Give us that old-time religion, when nobody saw a need to pack a gun to church services, and when, in fact, anyone caught carrying in the sanctuary would have been deemed in violation of Lord's House rules.
But maybe that is just us. The Arkansas legislature seems hell-bent on mingling weaponry and worship. A bill authorizing people to carry concealed handguns in church is halfway to passage as we write. HB 1237 is sponsored by Rep. Beverly Pyle (R-Cedarville), who says that she wants guns in church so there will be less danger of anyone being shot in church. Modern theology is tricky.
We could more easily find a lick of sense in what Rep. Pyle says if her bill also allowed people to carry guns into legislative committee rooms, where inflammatory legislation like HB 1237 is discussed, or supposed to be. Under Pyle's theory, legislators and lobbyists alike would be safer if everybody in the room had a pistol under his or her jacket. But HB 1237 does not extend this protection to lawmakers. On the contrary, it specifically provides that concealed weapons will continue to be disallowed at “Any meeting of the General Assembly or a committee of the General Assembly.” Much as we admire the courage of our lawmakers, we believe that worshippers in Arkansas churches can match it, and have up to now. Reject HB 1237, legislators. Give faith a chance.
Well before the United Health Foundation made it official, we figured that Louisiana was the unhealthiest state. A place that produces both Bobby Jindal and Billy Tauzin is clearly diseased. Or cursed. Elected to govern a state that needs better health care, better education, more and better of just about everything, Jindal has announced that he'll deny needy Louisianans assistance available from the national government. He's rejecting $100 million designated for Louisiana's unemployed, his right-wing ideology and personal political ambition more precious to him than the welfare of his fellow citizens. Hurricane Katrina was kinder.

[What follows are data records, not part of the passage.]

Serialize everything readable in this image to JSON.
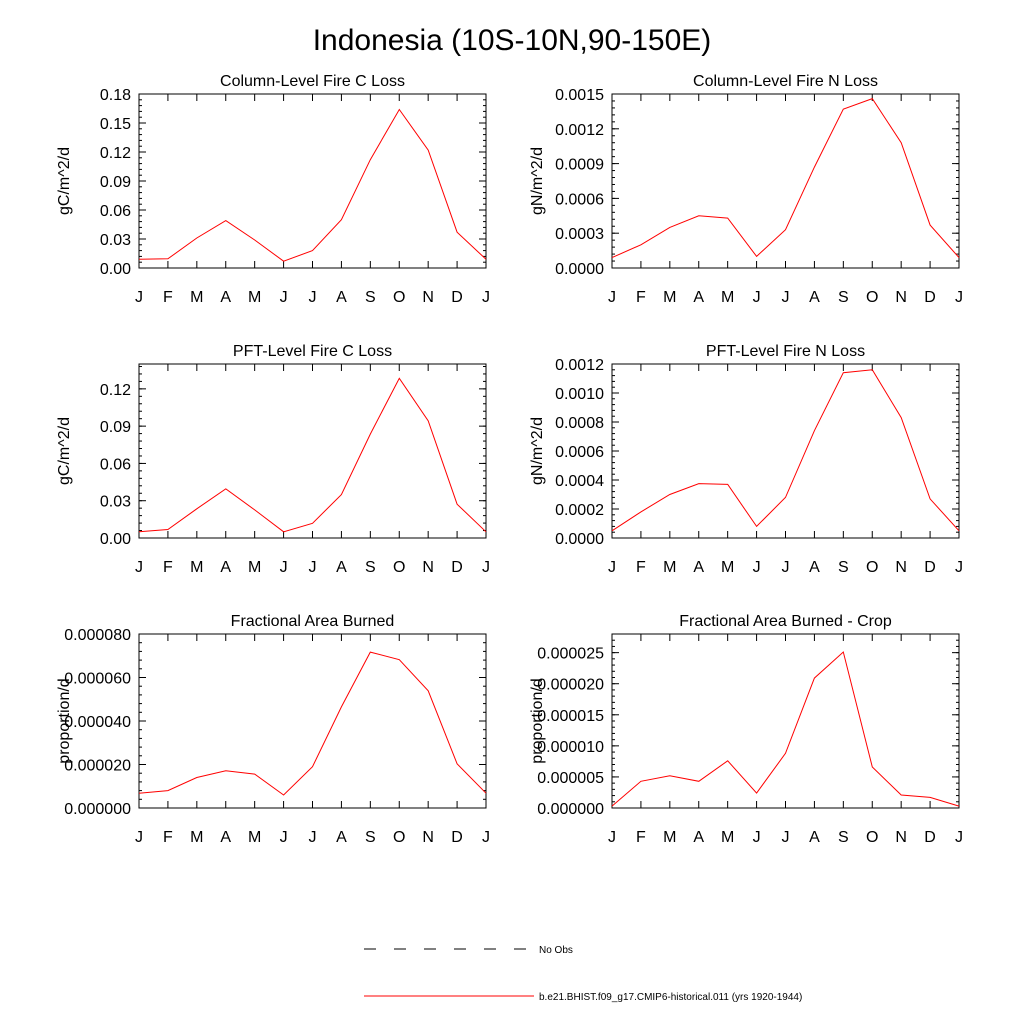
{
  "title": "Indonesia (10S-10N,90-150E)",
  "months": [
    "J",
    "F",
    "M",
    "A",
    "M",
    "J",
    "J",
    "A",
    "S",
    "O",
    "N",
    "D",
    "J"
  ],
  "colors": {
    "model_line": "#ff0000",
    "obs_line": "#000000",
    "axis": "#000000"
  },
  "legend": {
    "obs_label": "No Obs",
    "model_label": "b.e21.BHIST.f09_g17.CMIP6-historical.011 (yrs 1920-1944)"
  },
  "chart_data": [
    {
      "type": "line",
      "title": "Column-Level Fire C Loss",
      "ylabel": "gC/m^2/d",
      "ylim": [
        0,
        0.18
      ],
      "yticks": [
        "0.00",
        "0.03",
        "0.06",
        "0.09",
        "0.12",
        "0.15",
        "0.18"
      ],
      "series": [
        {
          "values": [
            0.009,
            0.0095,
            0.031,
            0.049,
            0.029,
            0.007,
            0.018,
            0.05,
            0.112,
            0.164,
            0.122,
            0.037,
            0.009
          ]
        }
      ]
    },
    {
      "type": "line",
      "title": "Column-Level Fire N Loss",
      "ylabel": "gN/m^2/d",
      "ylim": [
        0,
        0.0015
      ],
      "yticks": [
        "0.0000",
        "0.0003",
        "0.0006",
        "0.0009",
        "0.0012",
        "0.0015"
      ],
      "series": [
        {
          "values": [
            9e-05,
            0.0002,
            0.00035,
            0.00045,
            0.00043,
            0.0001,
            0.00033,
            0.00087,
            0.00137,
            0.00146,
            0.00108,
            0.00037,
            9e-05
          ]
        }
      ]
    },
    {
      "type": "line",
      "title": "PFT-Level Fire C Loss",
      "ylabel": "gC/m^2/d",
      "ylim": [
        0,
        0.14
      ],
      "yticks": [
        "0.00",
        "0.03",
        "0.06",
        "0.09",
        "0.12"
      ],
      "series": [
        {
          "values": [
            0.005,
            0.0068,
            0.0235,
            0.0395,
            0.0226,
            0.005,
            0.0118,
            0.0349,
            0.0836,
            0.1285,
            0.0943,
            0.0272,
            0.005
          ]
        }
      ]
    },
    {
      "type": "line",
      "title": "PFT-Level Fire N Loss",
      "ylabel": "gN/m^2/d",
      "ylim": [
        0,
        0.0012
      ],
      "yticks": [
        "0.0000",
        "0.0002",
        "0.0004",
        "0.0006",
        "0.0008",
        "0.0010",
        "0.0012"
      ],
      "series": [
        {
          "values": [
            5e-05,
            0.00018,
            0.0003,
            0.000375,
            0.00037,
            8e-05,
            0.00028,
            0.00074,
            0.00114,
            0.00116,
            0.00083,
            0.00027,
            5e-05
          ]
        }
      ]
    },
    {
      "type": "line",
      "title": "Fractional Area Burned",
      "ylabel": "proportion/d",
      "ylim": [
        0,
        8e-05
      ],
      "yticks": [
        "0.000000",
        "0.000020",
        "0.000040",
        "0.000060",
        "0.000080"
      ],
      "series": [
        {
          "values": [
            6.8e-06,
            8e-06,
            1.4e-05,
            1.71e-05,
            1.56e-05,
            6e-06,
            1.9e-05,
            4.65e-05,
            7.17e-05,
            6.82e-05,
            5.39e-05,
            2.03e-05,
            6.8e-06
          ]
        }
      ]
    },
    {
      "type": "line",
      "title": "Fractional Area Burned - Crop",
      "ylabel": "proportion/d",
      "ylim": [
        0,
        2.8e-05
      ],
      "yticks": [
        "0.000000",
        "0.000005",
        "0.000010",
        "0.000015",
        "0.000020",
        "0.000025"
      ],
      "series": [
        {
          "values": [
            3e-07,
            4.3e-06,
            5.2e-06,
            4.3e-06,
            7.6e-06,
            2.4e-06,
            8.8e-06,
            2.09e-05,
            2.51e-05,
            6.6e-06,
            2.1e-06,
            1.7e-06,
            3e-07
          ]
        }
      ]
    }
  ]
}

Tauzin is the former congressman who enriched himself by betraying senior citizens, of Louisiana and every other state. As chairman of a congressional committee supposed to oversee the pharmaceutical industry, he won passage of legislation protecting the drug manufacturers' profits at the expense of Medicare recipients. Then he left Congress to accept a $2 million-a-year job as the pharmaceutical industry's official spokesman.
Failure to help the poor is what keeps a state at the bottom of the health rankings. Politicians like Jindal and Tauzin are what keep a state from helping the poor.